Два часа спустя он остановился, чтобы поинтересоваться, не желаем ли мы осмотреть поле битвы при Лаупене.
— А на этом поле битвы есть постоялый двор?
— Нет, сударь. Это обширная равнина, на которой в тысяча триста тридцать девятом году Рудольф фон Эрлах во главе народного ополчения одержал победу над знатью.
— Замечательно; сколько еще льё осталось до Берна?
— Пять.
— Плачу талер trinkgeld, если мы будем в Берне через два часа.
Кучер, несмотря на темноту, пустил лошадь рысью, и через полтора часа с вершины горы Бумплиц мы увидели разбросанные по равнине и сверкающие, словно светлячки на поляне, огни столицы кантона Берн.
Через десять минут наш экипаж остановился во дворе гостиницы «Сокол».
XIX
МЕДВЕДИ БЕРНА
На рассвете следующего дня нас разбудил многоголосый гомон толпы. Мы выглянули в окно и увидели, что перед гостиницей раскинулась ярмарка.
Наше недовольство, вызванное этим ранним пробуждением, быстро улетучилось при виде живописной картины, какую являла собой городская площадь, заполненная крестьянами и крестьянками в национальных нарядах.
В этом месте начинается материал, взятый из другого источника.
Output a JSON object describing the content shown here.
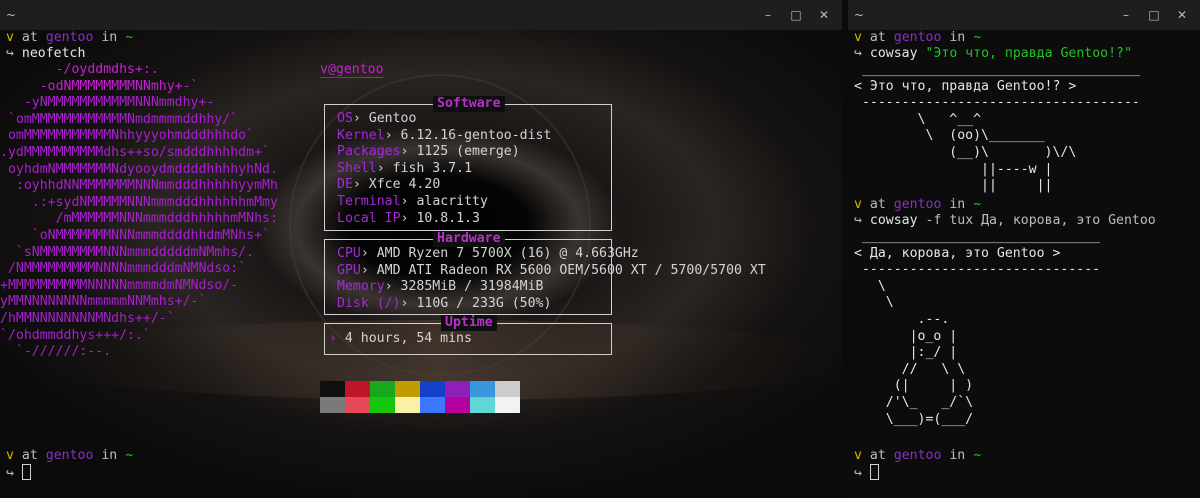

Во время своего путешествия по Швейцарии едва ли не более всего я был разочарован тем, что наши моды покорили не только высшие слои общества, всегда готовые первыми отказаться от обычаев предков, но и народные массы, обычно свято хранящие патриархальные традиции. И когда на виду у меня случай собрал во всеоружии их кокетства самых красивых крестьянок из соседних с Берном кантонов, я, разумеется, счел себя в полной мере вознагражденным за долгое ожидание. Здесь была жительница кантона Во, коротко подстриженная и прятавшая свои розовые щёчки под широкими полями остроконечной соломенной шляпы; женщина из Фрибура, прическа которой состояла из кос, в три ряда закрученных вокруг ничем не покрытой головы; крестьянка из Вале, пришедшая сюда через перевал Гемми, с волосами, уложенными в пучок на затылке, и в отделанной черной бархатной тесьмой шляпке, с которой свисала до самых плеч шитая золотом лента; и наконец, выделявшаяся среди остальных своей грацией и обаянием жительница самого Берна — в маленькой круглой соломенной шапочке золотистого цвета, украшенной цветами, словно клумба, и кокетливо сдвинутой набок, в то время как сзади из-под нее спускались две белокурые косы; она была одета в рубашку с широкими плиссированными рукавами и корсаж, расшитый серебряной нитью, а на шее у нее красовался черный бархатный бант.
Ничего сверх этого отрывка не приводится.